The sentiment was common at the Santa Rosa community center, where donors gave some 1,400 coats this week. Through social media, Sebastopol couple Ann and Bill Krinard even organized a drop-off center at a parking lot in west county and then delivered more than 400 jackets for the relief effort.
“I honestly think this is Sonoma County paying it forward from the generosity we got last year. They feel for people up there,” Lynne Belmont, a Jewish Community Center board member who spearheaded the drive, said over the screech of tape guns stretching across cardboard boxes. “It makes me cry. It’s just … incredible.”
The Camp fire, which started Nov. 8 northeast of Paradise, burned more than 153,000 acres and destroyed nearly 14,000 homes along its path. At least 52,000 people were displaced and 85 people have been confirmed killed with another 11 still unaccounted for.
Belmont phoned two synagogues in Chico to ask what she could do to help victims who lost everything. First, she sent religious items for the small Jewish community in Butte County, including Sabbath candles, Hanukkah menorahs, prayer shawls and other unused items donated to Sonoma County after the 2017 fires. Then, the rabbis told her what the greater community needed most were warm coats.

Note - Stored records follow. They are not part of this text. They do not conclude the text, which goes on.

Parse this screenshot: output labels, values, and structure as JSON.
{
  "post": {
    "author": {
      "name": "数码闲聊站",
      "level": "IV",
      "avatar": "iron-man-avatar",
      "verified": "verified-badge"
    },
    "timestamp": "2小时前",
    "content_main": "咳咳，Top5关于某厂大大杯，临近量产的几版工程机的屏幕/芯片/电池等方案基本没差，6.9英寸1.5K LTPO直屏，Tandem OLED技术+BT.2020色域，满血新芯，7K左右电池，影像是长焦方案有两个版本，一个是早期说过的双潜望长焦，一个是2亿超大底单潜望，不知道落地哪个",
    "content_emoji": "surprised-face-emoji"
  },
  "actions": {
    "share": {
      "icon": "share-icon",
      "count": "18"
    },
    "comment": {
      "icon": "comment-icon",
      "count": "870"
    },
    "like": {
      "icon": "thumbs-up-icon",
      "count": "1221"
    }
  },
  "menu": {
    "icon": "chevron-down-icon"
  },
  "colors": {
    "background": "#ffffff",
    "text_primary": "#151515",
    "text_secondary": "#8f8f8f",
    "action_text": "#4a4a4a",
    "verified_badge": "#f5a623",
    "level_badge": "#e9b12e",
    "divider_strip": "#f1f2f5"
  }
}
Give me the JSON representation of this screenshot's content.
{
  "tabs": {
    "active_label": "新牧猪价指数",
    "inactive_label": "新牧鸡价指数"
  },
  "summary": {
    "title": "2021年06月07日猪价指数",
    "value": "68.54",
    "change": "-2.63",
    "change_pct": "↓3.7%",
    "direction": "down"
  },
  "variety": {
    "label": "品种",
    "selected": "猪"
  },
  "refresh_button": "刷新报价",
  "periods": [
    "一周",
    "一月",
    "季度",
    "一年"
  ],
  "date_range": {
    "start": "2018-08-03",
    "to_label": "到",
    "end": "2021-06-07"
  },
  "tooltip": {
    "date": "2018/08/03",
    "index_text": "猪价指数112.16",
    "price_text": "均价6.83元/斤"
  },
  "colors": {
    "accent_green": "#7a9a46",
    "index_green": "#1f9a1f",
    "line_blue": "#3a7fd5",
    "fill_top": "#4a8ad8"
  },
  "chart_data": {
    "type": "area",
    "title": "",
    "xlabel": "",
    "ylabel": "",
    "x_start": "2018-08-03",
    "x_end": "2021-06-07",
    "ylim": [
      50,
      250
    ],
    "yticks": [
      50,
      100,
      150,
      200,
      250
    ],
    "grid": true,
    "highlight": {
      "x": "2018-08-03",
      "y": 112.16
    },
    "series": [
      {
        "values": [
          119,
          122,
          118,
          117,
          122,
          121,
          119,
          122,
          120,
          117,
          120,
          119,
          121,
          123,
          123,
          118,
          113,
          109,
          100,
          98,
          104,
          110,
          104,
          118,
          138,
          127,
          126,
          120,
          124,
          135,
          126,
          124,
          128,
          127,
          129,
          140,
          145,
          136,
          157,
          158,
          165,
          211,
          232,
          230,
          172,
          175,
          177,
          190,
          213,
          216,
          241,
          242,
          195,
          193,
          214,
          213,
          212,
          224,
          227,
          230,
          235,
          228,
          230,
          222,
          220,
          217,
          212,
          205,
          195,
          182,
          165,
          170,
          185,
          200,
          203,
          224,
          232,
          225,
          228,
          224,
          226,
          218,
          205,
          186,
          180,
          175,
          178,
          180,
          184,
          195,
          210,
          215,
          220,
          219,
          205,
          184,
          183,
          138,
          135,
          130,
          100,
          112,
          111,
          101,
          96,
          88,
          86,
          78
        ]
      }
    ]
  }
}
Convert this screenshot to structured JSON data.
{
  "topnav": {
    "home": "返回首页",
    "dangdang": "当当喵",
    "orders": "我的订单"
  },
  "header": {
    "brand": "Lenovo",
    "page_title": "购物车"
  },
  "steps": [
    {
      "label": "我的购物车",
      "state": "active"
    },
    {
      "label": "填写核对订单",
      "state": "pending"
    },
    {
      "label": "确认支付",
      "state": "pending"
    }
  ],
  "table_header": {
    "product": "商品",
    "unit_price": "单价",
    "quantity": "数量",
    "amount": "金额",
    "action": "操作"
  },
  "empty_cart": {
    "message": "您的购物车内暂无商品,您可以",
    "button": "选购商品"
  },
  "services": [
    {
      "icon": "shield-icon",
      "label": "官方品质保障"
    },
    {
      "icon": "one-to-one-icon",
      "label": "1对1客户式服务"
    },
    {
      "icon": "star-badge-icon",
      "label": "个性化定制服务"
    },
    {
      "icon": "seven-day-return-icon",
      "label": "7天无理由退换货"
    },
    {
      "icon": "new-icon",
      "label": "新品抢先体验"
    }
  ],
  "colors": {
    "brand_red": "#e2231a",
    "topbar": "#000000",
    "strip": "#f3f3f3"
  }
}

Off she went to create a post on the social network Nextdoor with a goal of collecting 1,000 jackets.
Volunteers who know all too well what people in Butte County are experiencing also stepped up. Rincon Valley resident Denise Rose, who evacuated twice last year during the Tubbs fire, saw the Nextdoor post and promptly enlisted.
“We know exactly what they’re going through,” she said. “We felt it was important to help another community.”
Through Belmont’s past connections, Macy’s came with 150 unsold coats from its sale rack. American AgCredit also donated dozens of jackets and FedEx agreed to cover the costs of delivering what quickly became more than 50 stacked cardboard boxes crowding the tiny community center’s hallway by Thursday morning. They are scheduled to be picked up Friday for shipment to the synagogues and distribution to anyone in need.
“There’s a need, the need is filled,” said Belmont. “We had no idea that it would be this big. Just the floodgates opened — unbelievable.”